Chapter 1 reports dinuclear actinide (An) complexes supported by the meta-phenyl-bridged tetraphenolate ligand mTP, and their ability to catalyze the N2 reduction reaction (N2RR). The bis-UIV metallacycle [U2(mTP)2] (1.1) possesses a rectangular, ‘letterbox’-shaped cavity between the two UIV cations. When treated with potassium reductant, 1.1 can mediate the reduction of N2 by four electrons; concomitant intramolecular deprotonation of ligand benzylic C–H leads to the formation of a hydrazido [N2H2]2− ligand in K4[U2(μ-η2:η2-N2H2)(mTP−)] (1.3). We also demonstrate that 1.1 can catalyze the selective formation of HN(SiMe3)2, a secondary silylamine, from N2 under ambient conditions, the first catalyst to achieve this transformation. This also represents the first example of a homogeneous f-block N2RR catalyst. A possible reaction mechanism, which was computed via DFT by our collaborator, is discussed.
Chapter 2 extends our investigation in f-block-mediated N2RR to the lanthanides (Ln). The bis-SmIII metallacycle K2[Sm2(mTP)2(THF)2] (2.1) is also capable of catalyzing the N2RR, the first 4f complex to do so. Compared to 1.1, 2.1 catalyzes the formation of the tertiary silylamine N(SiMe3)3 from N2. This suggests that the N2RR catalyzed by 2.1 is mechanistically different to that by 1.1, in that the mTP benzylic C–H is not deprotonated. The bis-SmIII platform complex [Sm2(mTP)I2(THF)6] (2.2) converts to 2.1 under the reaction conditions, further reinforcing the significance of the metallacyclic geometry in this system. Surprisingly, a wider series of dinuclear platform complexes [Ln2(mTP)I2(THF)n] (2.3; Ln = La, Nd, Dy, Lu), [Th2(mTP)Cl4(THF)5(dme)] (2.4) and [U2(mTP)I4(THF)4] (2.5) can also mediate the N2RR, despite showing no evidence of interconversion to metallacyclic complexes. Preliminary characterization data of the reduced N2 species are discussed, including EPR spectroscopy and magnetic susceptibility measurements that suggest the existence of a ligand radical.

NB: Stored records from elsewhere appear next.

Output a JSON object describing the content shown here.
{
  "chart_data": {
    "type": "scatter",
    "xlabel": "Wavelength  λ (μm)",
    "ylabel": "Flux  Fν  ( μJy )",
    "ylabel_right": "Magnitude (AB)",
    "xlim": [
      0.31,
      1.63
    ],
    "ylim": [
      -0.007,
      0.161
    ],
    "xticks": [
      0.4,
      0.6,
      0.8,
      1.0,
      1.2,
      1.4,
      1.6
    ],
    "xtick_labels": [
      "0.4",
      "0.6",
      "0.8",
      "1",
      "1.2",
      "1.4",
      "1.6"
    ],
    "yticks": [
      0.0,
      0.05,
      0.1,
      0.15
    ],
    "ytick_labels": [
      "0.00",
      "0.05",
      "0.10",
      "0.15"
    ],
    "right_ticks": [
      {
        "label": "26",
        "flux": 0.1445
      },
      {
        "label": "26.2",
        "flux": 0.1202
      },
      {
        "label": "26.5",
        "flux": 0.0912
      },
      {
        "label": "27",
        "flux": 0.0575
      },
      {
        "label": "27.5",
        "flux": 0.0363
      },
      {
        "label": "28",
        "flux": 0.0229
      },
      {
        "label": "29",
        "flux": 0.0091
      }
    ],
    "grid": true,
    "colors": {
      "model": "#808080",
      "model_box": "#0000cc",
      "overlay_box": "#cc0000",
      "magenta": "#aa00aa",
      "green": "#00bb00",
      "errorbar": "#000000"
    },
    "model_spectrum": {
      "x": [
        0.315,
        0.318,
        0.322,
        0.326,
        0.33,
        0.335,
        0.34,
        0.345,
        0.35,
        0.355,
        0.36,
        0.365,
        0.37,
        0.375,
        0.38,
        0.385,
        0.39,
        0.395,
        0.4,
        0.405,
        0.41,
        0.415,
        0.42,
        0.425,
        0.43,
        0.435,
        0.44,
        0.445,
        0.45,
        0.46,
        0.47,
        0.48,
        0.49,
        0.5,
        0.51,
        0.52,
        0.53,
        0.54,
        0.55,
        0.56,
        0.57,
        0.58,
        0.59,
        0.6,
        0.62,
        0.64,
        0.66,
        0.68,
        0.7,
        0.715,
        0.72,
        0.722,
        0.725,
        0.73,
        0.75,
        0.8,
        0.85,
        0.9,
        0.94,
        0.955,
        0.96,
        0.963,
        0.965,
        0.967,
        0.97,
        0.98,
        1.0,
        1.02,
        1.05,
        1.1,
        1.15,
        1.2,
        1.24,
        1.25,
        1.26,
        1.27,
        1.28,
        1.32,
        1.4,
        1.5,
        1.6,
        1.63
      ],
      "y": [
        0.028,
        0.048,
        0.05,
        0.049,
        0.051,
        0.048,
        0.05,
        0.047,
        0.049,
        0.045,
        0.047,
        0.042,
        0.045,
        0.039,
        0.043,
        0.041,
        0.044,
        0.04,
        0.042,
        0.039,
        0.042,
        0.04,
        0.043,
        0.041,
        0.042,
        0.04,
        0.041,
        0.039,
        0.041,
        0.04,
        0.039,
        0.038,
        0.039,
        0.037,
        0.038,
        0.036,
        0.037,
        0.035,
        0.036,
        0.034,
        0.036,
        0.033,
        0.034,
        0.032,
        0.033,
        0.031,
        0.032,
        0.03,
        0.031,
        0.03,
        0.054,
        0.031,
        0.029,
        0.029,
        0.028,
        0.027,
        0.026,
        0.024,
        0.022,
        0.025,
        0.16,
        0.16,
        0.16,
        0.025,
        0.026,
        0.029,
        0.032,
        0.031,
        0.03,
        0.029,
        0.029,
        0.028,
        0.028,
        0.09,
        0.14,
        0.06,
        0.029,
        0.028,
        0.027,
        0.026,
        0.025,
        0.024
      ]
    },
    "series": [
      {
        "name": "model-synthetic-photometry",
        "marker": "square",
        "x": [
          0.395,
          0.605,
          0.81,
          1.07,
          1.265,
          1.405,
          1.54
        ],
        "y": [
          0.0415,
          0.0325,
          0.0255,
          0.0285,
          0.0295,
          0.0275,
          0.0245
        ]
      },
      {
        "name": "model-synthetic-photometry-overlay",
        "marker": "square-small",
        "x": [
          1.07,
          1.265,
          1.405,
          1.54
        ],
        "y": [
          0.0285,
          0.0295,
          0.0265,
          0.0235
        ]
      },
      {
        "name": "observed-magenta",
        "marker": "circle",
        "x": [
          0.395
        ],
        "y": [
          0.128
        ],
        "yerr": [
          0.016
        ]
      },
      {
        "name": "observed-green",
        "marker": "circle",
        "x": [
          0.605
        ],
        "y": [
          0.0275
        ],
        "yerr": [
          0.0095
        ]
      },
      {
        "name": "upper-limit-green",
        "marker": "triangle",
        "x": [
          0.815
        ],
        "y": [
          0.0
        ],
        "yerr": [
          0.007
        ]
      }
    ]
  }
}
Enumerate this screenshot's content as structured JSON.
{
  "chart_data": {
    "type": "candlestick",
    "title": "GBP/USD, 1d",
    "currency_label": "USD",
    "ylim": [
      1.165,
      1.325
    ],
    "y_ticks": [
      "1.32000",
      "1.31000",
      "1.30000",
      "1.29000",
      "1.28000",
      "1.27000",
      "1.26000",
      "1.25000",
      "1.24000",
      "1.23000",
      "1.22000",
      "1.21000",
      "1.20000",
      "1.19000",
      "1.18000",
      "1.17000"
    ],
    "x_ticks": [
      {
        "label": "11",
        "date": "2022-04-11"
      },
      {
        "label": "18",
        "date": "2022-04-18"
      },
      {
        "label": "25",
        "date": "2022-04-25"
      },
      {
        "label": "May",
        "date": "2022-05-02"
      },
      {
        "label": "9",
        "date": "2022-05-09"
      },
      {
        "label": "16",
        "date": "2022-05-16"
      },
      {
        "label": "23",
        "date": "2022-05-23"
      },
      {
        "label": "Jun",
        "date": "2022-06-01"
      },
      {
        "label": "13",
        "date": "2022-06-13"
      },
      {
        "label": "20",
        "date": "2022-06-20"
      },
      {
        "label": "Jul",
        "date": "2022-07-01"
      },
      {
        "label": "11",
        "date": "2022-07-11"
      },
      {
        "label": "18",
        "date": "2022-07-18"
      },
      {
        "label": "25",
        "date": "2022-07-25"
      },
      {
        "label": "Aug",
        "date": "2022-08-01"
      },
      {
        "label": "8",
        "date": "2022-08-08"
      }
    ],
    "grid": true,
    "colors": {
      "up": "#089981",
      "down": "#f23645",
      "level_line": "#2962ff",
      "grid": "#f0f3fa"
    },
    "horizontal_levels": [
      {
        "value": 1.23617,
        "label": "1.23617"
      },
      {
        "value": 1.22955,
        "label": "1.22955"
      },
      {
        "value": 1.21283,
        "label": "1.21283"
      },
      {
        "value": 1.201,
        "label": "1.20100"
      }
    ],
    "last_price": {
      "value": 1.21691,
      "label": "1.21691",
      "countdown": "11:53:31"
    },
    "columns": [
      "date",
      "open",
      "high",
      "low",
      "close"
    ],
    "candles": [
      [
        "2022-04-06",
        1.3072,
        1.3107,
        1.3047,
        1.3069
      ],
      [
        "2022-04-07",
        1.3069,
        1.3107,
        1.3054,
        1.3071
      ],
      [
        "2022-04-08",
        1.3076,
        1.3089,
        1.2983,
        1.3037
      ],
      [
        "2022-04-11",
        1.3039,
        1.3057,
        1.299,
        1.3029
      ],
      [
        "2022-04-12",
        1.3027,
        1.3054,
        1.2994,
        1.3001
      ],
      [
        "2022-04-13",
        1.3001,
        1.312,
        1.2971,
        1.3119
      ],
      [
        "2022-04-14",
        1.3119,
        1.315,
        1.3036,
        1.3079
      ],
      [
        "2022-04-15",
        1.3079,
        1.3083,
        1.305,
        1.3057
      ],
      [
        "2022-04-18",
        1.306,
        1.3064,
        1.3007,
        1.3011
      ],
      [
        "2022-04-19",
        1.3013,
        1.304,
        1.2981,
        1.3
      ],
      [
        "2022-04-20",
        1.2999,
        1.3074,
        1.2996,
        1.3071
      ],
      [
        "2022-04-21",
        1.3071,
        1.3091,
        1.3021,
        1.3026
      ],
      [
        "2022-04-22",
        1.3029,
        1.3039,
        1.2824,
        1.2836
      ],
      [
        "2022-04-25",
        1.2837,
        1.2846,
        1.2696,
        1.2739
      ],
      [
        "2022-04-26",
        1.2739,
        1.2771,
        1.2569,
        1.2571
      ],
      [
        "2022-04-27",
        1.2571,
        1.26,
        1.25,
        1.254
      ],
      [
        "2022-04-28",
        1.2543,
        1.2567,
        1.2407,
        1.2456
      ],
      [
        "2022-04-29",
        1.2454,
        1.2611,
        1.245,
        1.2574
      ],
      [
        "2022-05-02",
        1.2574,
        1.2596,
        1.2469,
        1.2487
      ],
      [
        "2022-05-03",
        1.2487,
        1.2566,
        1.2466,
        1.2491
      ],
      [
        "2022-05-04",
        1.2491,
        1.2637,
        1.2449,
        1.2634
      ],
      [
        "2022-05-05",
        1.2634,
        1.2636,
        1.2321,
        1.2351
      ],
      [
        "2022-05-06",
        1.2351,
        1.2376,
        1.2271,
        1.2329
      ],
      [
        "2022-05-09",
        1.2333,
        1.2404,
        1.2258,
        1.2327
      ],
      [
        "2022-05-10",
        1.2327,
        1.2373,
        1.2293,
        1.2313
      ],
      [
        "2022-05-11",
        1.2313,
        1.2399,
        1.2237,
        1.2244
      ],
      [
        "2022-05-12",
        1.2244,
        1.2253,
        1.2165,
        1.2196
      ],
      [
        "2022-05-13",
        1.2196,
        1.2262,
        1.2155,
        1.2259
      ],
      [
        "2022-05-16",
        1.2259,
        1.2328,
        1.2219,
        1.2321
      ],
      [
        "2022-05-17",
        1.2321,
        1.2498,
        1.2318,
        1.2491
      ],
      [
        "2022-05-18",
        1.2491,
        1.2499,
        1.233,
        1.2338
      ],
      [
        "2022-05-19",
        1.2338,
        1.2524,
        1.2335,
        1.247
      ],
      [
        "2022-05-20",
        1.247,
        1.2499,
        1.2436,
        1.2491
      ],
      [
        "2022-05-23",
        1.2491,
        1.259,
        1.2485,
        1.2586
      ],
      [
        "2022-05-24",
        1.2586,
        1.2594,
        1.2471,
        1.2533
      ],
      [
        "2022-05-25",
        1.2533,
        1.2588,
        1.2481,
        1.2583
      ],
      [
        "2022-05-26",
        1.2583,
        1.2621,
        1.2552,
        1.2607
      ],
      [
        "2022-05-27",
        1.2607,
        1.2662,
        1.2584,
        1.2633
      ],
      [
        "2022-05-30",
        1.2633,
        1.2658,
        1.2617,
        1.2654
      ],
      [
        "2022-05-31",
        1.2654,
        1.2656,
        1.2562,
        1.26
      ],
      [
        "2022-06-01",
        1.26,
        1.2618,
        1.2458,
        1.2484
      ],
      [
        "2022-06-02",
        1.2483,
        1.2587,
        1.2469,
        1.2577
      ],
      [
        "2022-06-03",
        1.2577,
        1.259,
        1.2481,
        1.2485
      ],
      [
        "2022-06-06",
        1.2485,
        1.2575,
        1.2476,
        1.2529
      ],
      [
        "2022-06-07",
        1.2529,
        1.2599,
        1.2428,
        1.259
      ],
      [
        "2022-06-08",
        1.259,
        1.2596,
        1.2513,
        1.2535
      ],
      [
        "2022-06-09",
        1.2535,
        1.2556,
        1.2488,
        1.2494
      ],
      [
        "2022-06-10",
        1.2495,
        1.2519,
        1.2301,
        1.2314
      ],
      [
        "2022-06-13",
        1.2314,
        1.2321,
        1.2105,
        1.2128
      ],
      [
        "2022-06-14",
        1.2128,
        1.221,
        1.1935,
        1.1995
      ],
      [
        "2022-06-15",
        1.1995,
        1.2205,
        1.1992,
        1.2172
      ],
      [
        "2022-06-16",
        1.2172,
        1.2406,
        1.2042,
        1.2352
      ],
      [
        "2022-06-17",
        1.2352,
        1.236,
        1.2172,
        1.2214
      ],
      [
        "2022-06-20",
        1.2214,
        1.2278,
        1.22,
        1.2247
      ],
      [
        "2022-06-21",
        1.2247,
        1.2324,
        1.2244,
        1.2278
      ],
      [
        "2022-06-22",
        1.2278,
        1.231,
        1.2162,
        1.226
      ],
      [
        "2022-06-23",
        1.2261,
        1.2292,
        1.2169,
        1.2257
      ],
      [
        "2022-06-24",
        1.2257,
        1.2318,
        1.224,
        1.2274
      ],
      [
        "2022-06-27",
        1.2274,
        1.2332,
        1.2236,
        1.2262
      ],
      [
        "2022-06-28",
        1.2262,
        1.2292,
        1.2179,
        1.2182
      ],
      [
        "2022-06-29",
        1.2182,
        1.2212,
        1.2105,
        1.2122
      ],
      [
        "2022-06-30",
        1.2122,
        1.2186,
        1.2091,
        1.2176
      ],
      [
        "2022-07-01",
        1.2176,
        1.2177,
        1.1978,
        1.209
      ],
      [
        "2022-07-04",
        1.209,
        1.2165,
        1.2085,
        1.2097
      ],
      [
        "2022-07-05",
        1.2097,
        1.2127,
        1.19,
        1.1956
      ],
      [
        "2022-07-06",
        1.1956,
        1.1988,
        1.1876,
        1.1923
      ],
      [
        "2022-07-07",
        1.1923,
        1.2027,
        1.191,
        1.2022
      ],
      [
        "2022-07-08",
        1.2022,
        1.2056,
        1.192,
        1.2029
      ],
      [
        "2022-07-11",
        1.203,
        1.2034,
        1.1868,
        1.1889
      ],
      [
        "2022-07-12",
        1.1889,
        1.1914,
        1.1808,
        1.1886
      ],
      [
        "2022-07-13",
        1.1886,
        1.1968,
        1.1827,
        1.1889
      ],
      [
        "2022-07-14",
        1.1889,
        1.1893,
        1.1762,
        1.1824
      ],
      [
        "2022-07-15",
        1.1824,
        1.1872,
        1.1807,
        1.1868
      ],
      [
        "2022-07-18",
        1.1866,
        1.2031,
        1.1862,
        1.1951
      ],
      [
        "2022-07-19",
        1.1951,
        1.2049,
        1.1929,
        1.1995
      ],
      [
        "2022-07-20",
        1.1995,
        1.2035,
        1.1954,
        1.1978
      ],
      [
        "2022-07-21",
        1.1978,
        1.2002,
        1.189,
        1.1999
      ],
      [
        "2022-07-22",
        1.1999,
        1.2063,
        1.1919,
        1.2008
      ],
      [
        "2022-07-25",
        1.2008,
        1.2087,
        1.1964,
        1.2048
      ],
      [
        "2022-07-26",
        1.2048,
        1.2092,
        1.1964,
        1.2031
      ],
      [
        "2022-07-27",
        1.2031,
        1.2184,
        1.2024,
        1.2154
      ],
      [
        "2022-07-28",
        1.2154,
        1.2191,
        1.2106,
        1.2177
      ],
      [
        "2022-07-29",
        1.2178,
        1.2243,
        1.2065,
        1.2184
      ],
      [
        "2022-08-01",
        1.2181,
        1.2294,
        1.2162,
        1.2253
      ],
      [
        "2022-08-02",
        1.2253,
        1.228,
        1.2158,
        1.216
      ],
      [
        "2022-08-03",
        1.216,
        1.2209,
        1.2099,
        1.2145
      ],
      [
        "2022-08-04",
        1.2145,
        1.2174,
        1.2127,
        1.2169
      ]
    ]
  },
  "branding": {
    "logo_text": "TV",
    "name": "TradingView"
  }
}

Chapter 3 describes a series of An(IV) complexes supported by the pTP ligand, the para-phenyl-bridged counterpart of mTP. In the absence of donor solvents, the mononuclear complexes [An(pTP)] (An = Th 3.1, An = U 3.2) are formed, in contrast to the dinuclear mTP complexes described in Chapter 1. Both 3.1 and 3.2 possess rare η6-AnIV–arene interactions, which were investigated both experimentally, and computationally via DFT by our collaborators. Electronic structure calculations of the reduced analogues [3.1]− and [3.2]−, as well as the isoelectronic Yb counterpart [Yb(pTP)]− (3.15), were able to locate the unpaired electron density in each case and identify potential molecular qubit candidates. Addition of Lewis bases and monoanionic ligands also allowed us to study the effect of axial donor strength.
Chapter 4 investigates the application of the mTP ligand in stabilizing the uranyl(VI) dication, (UO2)2+. The platform complex [(UO2)2(mTP)(THF)3] (4.1) and metallacyclic [Na(15-c-5)(py)]4[(UO2)2(mTP)2] (4.5) were synthesized and fully characterized, locating two uranyl dications in close proximity. The U(VI) to U(IV) reduction of 4.1 can be mediated by the simple f-block halide SmI2(THF)2, but is concomitant with ligand dissociation. Complex 4.1 is also capable of mediating hydrogen atom abstraction reactions from hydrocarbons under visible light irradiation.